Countries Need To Get Ready For More Inflation Shocks, Says IMF’s Georgieva

Kristalina Georgieva, the Managing Director of the International Monetary Fund, said on Thursday that global finance executives may need to get used to dealing with multiple bouts of inflationary pressures.

Due to mounting pressures on energy and food prices from Russia’s war in Ukraine, China’s zero-COVID policies, which have slashed manufacturing with lockdowns, and the need to reorder supply chains to make them more resilient, Georgieva told Reuters that central banks were finding it more difficult to bring inflation down without causing recessions.

“I think what we need to start getting more comfortable with is, that may not be the last shock,” she said, noting that she stopped viewing inflation as a “transitory” one-time shock when the Omicron COVID-19 outbreak took hold late last year.

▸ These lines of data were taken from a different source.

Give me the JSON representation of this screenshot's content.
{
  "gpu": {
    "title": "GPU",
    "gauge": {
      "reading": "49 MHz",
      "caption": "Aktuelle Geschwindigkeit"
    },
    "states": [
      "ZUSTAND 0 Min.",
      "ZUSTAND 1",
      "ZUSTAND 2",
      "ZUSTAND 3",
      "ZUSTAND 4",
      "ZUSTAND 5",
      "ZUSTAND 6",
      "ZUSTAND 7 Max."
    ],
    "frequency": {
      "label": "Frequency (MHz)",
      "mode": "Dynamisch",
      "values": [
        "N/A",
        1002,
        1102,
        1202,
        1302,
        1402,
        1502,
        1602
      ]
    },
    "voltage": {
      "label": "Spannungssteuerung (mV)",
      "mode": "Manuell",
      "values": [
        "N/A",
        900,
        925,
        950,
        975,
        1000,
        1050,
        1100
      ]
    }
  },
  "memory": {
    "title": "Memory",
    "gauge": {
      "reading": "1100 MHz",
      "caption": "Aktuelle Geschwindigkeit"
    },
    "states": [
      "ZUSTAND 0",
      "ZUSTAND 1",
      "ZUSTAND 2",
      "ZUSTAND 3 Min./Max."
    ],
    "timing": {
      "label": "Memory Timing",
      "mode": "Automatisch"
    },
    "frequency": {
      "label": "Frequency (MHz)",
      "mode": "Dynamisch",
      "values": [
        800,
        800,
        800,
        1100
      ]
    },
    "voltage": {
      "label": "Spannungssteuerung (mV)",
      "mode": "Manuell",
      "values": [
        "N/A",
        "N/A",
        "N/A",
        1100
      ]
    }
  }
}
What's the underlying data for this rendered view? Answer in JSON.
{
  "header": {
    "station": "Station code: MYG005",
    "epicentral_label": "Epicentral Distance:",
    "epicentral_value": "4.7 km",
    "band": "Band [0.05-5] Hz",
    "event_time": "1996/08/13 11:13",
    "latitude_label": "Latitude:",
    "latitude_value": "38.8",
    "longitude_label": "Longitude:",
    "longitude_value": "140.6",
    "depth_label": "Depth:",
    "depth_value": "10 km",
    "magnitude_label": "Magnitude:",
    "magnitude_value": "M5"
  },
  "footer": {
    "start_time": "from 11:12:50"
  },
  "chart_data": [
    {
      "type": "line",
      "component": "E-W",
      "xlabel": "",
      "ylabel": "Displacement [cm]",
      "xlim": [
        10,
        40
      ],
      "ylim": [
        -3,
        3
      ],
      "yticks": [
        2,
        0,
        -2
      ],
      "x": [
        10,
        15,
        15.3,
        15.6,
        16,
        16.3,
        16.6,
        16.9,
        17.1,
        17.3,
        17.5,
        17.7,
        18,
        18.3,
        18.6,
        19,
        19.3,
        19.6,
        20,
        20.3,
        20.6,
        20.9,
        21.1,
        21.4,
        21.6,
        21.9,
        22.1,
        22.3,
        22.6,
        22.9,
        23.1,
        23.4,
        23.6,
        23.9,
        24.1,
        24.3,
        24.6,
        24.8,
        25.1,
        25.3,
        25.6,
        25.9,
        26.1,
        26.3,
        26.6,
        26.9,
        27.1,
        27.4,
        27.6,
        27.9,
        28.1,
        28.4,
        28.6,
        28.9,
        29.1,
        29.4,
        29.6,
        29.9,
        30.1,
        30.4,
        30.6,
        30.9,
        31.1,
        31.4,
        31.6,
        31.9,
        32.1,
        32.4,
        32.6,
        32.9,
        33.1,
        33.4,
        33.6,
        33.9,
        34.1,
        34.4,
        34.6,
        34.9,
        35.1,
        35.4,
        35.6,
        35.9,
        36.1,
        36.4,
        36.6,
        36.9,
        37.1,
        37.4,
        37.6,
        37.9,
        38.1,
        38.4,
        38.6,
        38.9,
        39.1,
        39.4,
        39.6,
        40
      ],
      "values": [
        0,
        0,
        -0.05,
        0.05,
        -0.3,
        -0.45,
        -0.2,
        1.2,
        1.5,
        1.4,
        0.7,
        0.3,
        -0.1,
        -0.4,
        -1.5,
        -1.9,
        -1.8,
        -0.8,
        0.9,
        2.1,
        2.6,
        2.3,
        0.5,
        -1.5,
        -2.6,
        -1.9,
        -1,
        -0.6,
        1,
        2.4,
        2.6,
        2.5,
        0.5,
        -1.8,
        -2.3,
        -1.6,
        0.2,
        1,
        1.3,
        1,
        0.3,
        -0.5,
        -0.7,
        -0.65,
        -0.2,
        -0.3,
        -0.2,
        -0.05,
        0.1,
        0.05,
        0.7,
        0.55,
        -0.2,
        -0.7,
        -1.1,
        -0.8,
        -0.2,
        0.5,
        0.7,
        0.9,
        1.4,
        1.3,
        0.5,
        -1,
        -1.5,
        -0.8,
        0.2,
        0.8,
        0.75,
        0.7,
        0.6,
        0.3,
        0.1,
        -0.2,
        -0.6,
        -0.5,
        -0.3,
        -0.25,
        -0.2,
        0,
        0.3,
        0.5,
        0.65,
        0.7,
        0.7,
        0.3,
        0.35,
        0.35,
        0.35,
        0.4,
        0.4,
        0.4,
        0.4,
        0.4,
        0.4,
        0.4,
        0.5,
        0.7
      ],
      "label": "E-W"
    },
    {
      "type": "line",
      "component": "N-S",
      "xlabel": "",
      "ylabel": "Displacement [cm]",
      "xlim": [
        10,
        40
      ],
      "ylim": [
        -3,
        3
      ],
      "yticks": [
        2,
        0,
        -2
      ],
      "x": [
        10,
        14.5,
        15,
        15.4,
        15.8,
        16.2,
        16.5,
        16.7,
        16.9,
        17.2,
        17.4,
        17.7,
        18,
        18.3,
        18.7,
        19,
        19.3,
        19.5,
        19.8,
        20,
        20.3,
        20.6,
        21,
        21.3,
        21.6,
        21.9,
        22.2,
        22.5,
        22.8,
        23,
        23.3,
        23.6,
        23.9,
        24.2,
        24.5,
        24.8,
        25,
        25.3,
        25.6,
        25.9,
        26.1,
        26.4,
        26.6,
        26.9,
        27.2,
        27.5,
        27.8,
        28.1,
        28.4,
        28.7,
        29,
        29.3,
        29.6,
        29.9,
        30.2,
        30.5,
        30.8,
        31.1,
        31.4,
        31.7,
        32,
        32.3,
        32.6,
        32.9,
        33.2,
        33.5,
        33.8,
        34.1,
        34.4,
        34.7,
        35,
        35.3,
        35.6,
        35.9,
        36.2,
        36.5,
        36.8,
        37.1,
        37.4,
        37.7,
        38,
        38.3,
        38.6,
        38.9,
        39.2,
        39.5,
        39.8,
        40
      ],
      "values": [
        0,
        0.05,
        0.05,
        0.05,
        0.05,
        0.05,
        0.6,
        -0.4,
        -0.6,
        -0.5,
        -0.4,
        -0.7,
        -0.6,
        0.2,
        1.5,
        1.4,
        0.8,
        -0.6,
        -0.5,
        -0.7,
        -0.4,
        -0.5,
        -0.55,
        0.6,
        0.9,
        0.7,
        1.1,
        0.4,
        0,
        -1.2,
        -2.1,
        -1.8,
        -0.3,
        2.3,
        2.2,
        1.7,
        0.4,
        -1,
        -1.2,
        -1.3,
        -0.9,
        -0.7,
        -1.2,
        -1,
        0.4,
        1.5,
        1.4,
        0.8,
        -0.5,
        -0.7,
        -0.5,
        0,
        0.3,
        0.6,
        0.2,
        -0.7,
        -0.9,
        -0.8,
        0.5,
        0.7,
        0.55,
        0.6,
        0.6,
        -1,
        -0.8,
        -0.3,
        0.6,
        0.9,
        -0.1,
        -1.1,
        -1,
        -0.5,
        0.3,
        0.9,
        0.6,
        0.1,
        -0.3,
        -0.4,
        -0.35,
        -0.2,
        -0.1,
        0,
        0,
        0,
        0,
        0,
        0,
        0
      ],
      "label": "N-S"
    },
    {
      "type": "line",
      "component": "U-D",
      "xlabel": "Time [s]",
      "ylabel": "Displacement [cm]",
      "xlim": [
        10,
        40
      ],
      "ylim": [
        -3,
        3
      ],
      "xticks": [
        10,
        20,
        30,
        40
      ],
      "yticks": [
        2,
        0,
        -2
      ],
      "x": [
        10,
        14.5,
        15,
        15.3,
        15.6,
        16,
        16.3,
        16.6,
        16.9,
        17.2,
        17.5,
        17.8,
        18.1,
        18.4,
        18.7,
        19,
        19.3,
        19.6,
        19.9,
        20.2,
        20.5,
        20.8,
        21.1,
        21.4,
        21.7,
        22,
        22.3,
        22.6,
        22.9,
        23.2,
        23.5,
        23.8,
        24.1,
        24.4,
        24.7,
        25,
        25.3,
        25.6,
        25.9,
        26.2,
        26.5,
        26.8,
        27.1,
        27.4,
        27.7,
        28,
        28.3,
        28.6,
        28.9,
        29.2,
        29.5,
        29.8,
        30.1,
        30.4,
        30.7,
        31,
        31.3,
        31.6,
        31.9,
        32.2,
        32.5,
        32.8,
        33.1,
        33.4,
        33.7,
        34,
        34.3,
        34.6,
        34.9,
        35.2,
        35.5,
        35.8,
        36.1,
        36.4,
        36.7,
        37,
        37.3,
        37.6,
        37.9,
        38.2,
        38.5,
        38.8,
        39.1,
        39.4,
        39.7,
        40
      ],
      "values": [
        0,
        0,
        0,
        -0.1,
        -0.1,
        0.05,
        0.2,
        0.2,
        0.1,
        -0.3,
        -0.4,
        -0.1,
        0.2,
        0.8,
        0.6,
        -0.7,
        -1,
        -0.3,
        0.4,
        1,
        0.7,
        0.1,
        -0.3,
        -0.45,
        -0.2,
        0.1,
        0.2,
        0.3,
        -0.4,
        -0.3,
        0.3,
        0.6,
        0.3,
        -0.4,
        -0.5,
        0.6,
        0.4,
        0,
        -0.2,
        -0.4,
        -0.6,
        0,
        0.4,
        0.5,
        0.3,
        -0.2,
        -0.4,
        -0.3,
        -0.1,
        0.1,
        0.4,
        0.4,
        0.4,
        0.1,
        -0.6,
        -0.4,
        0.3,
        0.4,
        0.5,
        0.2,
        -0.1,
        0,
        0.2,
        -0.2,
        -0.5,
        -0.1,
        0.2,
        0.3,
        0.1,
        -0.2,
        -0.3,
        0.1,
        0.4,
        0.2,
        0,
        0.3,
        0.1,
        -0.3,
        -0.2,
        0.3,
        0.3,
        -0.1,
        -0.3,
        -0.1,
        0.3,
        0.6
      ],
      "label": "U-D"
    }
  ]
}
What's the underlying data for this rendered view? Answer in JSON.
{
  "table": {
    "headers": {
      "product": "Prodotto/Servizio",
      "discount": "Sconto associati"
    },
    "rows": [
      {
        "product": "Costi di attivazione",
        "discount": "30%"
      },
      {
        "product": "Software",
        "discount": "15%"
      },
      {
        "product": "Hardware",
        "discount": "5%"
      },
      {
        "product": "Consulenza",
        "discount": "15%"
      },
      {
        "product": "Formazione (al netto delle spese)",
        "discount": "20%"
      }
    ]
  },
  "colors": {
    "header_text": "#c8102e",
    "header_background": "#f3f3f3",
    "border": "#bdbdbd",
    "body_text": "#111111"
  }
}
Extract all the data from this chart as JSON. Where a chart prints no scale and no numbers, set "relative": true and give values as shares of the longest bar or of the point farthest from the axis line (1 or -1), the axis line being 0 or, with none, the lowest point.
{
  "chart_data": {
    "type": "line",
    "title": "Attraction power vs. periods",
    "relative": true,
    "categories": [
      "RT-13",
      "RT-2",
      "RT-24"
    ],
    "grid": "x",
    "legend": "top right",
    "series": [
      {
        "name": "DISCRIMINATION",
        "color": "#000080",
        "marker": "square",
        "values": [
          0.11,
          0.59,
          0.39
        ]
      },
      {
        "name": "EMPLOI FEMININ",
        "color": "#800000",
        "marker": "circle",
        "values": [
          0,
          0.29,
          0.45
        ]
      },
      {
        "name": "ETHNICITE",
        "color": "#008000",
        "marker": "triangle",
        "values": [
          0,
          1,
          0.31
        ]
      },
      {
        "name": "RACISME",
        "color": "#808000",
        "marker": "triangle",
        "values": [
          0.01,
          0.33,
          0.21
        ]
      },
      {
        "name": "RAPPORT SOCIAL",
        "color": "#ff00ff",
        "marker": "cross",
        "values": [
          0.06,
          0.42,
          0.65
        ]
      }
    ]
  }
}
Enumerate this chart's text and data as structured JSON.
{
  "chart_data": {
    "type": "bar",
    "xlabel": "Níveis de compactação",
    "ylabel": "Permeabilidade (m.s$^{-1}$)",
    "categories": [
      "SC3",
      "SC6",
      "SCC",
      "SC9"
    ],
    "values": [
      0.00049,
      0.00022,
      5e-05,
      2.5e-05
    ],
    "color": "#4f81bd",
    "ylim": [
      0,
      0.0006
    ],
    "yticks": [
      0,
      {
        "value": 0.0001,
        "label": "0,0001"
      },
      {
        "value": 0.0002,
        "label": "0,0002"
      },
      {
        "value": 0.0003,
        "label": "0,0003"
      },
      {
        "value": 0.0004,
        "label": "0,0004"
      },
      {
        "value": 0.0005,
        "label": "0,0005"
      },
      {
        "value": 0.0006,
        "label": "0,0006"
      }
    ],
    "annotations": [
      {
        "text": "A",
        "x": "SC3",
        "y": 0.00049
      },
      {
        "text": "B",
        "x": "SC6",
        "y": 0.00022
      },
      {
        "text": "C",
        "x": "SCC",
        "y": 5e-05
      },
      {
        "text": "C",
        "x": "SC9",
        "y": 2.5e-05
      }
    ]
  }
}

Strong US demand, supply chain disruptions, and the effects of the Ukraine crisis, she said, all lead to longer-term inflation. She stated on the sidelines of a G7 finance ministers and central bank governors conference in Germany that the COVID-19 pandemic is not finished and that another crisis might occur.

Due to highly contagious variations, China’s zero-COVID policy, which has resulted in widespread lockdown in large cities, is untenable, but officials in Beijing are “digging their heels” in to prevent changing it, she said, adding that the policy’s implications would be reviewed at the meeting.

She stated that she is “really not too concerned” about China’s economy because Beijing has fiscal and monetary policy flexibility to support growth.

Countries’ efforts to move their supply chains from maximum efficiency to improved resilience, according to Georgieva, would boost some prices because redundancy will be required.

“So is this going to be a one-time price shock and then no more impact on inflation? Or will it be a kind of clipping our wings more,” she said. “We have to figure it out.”

Georgieva also expressed her want to discuss her concerns about the global economy fragmenting into rival blocs led by the US and other market-driven democracies on the one hand, and China, Russia, and other state-led economies on the other.

With conflicting technology, regulatory structures, and institutions, the IMF has called this a “disaster.”